On June 19, we celebrated 154 years of freedom in the state of Texas with the African American holiday of Juneteenth. Although the Emancipation Proclamation became effective on Jan. 1, 1863, the entire abolishment of slavery in America was said to have not been truly enforced until June 19, 1865.
However, even though chattel slavery has been abolished, black people have yet to experience true socio-economic equality in the United States. And with the recent focus on reparations in today’s political discourse, I wanted to talk to Robert Sausedo, president and CEO of Community Build, about his thoughts on the evolution of our economic freedom since our “Emancipation Day.”
Established in 1992 in response the Los Angeles Riots, Community Build is a nonprofit community development corporation whose mission is to “revitalize low-income communities in South Los Angeles through human capital investment, community economic development and commercial economic development.”
SQ: What does Juneteenth mean to you?
RS: Juneteenth is a very important day for us to remember and celebrate. It personifies how even today, the things that are meant for us as a people are often delayed. In the words of former radio talk show host Paul Harvey, “It’s the rest of the story.” Juneteenth is also one of the most underrated and under-celebrated days by, and for African Americans, and the American people in general.
Juneteenth to me means that while this marked the effective end of slavery in the United States, it earmarked the beginning date for African Americans to step into our greatness. And despite racism, [we become] co-participants in the economic prosperity of this nation.

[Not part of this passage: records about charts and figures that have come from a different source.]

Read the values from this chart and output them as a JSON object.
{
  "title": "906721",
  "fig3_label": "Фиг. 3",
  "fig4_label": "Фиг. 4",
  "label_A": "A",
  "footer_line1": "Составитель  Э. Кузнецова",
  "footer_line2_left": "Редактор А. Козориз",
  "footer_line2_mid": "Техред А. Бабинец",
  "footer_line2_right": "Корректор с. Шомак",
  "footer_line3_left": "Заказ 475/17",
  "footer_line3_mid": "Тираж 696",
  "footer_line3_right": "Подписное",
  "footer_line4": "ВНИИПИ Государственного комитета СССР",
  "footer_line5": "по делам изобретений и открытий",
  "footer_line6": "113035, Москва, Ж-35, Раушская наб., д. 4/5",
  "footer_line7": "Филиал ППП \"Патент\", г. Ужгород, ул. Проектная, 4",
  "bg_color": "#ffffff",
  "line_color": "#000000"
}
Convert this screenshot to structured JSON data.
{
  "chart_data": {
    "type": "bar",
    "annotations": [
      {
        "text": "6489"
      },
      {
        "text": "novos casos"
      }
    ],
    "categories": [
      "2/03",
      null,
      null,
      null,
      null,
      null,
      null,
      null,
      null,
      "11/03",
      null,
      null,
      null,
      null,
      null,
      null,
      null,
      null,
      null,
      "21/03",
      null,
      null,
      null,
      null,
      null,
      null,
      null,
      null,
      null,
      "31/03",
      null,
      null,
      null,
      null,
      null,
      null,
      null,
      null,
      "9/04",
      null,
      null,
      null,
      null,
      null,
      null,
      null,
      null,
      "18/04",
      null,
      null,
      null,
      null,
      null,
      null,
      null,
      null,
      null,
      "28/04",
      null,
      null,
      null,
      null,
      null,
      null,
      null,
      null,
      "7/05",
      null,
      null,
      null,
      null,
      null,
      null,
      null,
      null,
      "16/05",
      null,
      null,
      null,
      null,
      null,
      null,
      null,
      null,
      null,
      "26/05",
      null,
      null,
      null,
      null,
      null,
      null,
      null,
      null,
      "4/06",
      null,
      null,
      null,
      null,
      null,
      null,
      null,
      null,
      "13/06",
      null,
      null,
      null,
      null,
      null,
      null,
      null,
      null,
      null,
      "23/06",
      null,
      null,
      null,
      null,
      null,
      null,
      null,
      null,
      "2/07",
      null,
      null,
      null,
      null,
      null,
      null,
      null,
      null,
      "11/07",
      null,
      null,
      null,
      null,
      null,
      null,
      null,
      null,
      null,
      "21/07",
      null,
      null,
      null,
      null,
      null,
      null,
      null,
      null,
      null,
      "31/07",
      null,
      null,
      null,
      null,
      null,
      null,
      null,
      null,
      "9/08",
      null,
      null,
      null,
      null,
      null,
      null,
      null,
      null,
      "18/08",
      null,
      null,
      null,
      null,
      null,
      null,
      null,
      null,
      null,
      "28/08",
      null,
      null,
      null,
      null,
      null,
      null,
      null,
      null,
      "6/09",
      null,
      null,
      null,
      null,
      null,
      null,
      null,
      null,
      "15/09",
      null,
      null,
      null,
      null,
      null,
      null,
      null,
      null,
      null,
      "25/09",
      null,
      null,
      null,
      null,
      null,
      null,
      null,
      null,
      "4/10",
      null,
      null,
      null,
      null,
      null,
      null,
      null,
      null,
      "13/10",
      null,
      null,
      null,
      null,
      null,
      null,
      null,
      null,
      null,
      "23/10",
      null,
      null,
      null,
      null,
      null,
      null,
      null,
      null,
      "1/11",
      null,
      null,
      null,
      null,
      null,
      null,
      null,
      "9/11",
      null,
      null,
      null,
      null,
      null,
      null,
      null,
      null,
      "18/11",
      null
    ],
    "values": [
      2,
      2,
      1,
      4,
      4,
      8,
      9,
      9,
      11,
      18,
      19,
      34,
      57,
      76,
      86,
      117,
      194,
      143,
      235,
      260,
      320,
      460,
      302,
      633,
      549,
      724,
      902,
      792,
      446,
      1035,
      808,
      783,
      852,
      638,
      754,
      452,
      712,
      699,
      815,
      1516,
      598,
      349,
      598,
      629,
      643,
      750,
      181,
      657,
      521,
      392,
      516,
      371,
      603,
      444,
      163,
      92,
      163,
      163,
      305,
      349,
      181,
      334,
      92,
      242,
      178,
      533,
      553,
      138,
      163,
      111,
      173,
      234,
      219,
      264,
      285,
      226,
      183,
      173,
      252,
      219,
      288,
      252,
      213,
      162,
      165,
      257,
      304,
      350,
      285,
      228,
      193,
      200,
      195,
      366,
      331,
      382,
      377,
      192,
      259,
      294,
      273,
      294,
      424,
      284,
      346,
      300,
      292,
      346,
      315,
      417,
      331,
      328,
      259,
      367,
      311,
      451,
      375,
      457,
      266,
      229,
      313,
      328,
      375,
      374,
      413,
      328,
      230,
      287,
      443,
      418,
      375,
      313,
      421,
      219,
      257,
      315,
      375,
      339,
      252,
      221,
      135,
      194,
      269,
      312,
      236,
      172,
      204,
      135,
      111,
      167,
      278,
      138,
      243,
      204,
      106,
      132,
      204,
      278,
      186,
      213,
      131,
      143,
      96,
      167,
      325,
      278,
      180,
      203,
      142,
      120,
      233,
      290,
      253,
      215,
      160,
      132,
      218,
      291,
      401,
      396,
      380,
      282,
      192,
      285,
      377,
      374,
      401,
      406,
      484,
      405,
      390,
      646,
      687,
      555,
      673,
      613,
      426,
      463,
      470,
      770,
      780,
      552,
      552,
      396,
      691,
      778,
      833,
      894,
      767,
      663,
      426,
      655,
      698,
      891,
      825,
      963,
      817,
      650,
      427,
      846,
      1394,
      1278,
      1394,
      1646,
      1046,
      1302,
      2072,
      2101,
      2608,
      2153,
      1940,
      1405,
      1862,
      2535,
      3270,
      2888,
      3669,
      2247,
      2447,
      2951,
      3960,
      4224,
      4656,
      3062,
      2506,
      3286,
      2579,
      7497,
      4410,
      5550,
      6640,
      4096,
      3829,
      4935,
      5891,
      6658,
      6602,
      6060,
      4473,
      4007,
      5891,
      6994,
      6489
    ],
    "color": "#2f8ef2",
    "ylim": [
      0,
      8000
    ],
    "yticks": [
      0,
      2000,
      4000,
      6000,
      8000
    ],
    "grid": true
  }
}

SQ: Do you believe we should be still seeking reparations? Is that even realistic?
RS: I absolutely believe that we as African Americans should be pursuing reparations; and perhaps the narrative should be redefined as restitution. It isn’t only reparations for what our people endured during slavery, but the restitution for the many decades of purposeful and willful acts of racism, social injustice and legislative mandates that continued to treat us as if we are less than.
It’s reparations and restitution for all of the many decades of keeping us locked out of the same academic, career and business opportunities afforded to others in this country. It’s reparations and restitution for every other group being able to leverage our multi-billion dollar spending power for their own benefits; while subjecting African Americans to substandard living, jobs, redlining, lack of access to capital and the other accoutrements that a society should freely provide for all of its cohabitants.
Yes it is realistic, however, we must understand that it’s a tall order to ask all of America to look at themselves in the mirror and own up to their prejudice, seek forgiveness and reconciliation by doing the right thing.
SQ: If we are rewarded some type of reparations, do you think we’ll invest with each other or in our communities?
RS: On the surface, we should be considering a collective and cooperative approach to investing in our community. Nonetheless, the lack of financial literacy could prevent this from happening.
We should also be mindful of the fact that there are forces who don’t want to see us have the same economic parity because our disjointedness and lack of unity is the fuel for their prosperity.
SQ: In your opinion, although chattel slavery has been abolished, in what ways do you believe we are still “financially enslaved?”
RS: Our financial enslavement comes in large part in two primary forms. First, in general, there is a serious lack of financial literacy, discipline and proactive financial planning that exists in our community. This has led to a lack of unity for collective and cooperative economics, which is the way we scale our way out of poverty.
Secondly, the impact of the systemic systems put in place by U.S. housing, economic, public policies, and the long-term lack of access to capital and reinvestment, are the undergird of excessive debt that continues to keep African Americans financially enslaved.
SQ: So how can we begin to overcome that? Wealth is a mindset.
RS: You are absolutely right. Wealth is a mindset and we as a people have to become untrained from this western idea of individualism and see our value; the same value others see to enrich themselves.
Secondly, we cannot do this without returning to being a true righteous people of God; and allow Him, through prayer, to guide our actions.
SQ: You thoroughly understand the value of investing in our own communities. So what are your thoughts on an effective community economic development strategy?
RS: While I don’t have all of the answers, I believe an effective community economic development strategy [is] one that: requires commitment from all socio-economic classes in the African American community; positions us to rely on our own cooperative and collective economics … in our community; recognizes that we are our own solution; leverages the impact [that] local and national policies have had on our community by holding the system accountable; and re-educates us on the economics and creation of policies that allow for African Americans to benefit from our contributions like many other ethnic groups have been granted.
SQ: Since we were never given our “40 Acres and a Mule,” what does our Financial Freedom ultimately look like to you?
RS: To me, [our] financial freedom looks like:
• Moving our people toward being debt free.
• Taking personal responsibility for being lifetime learners and investors in our community; either directly or by supporting one another.
• Equality in the marketplace- in [corporate America] and [entrepreneurship].
• African Americans jointly solving the economic issues of our communities.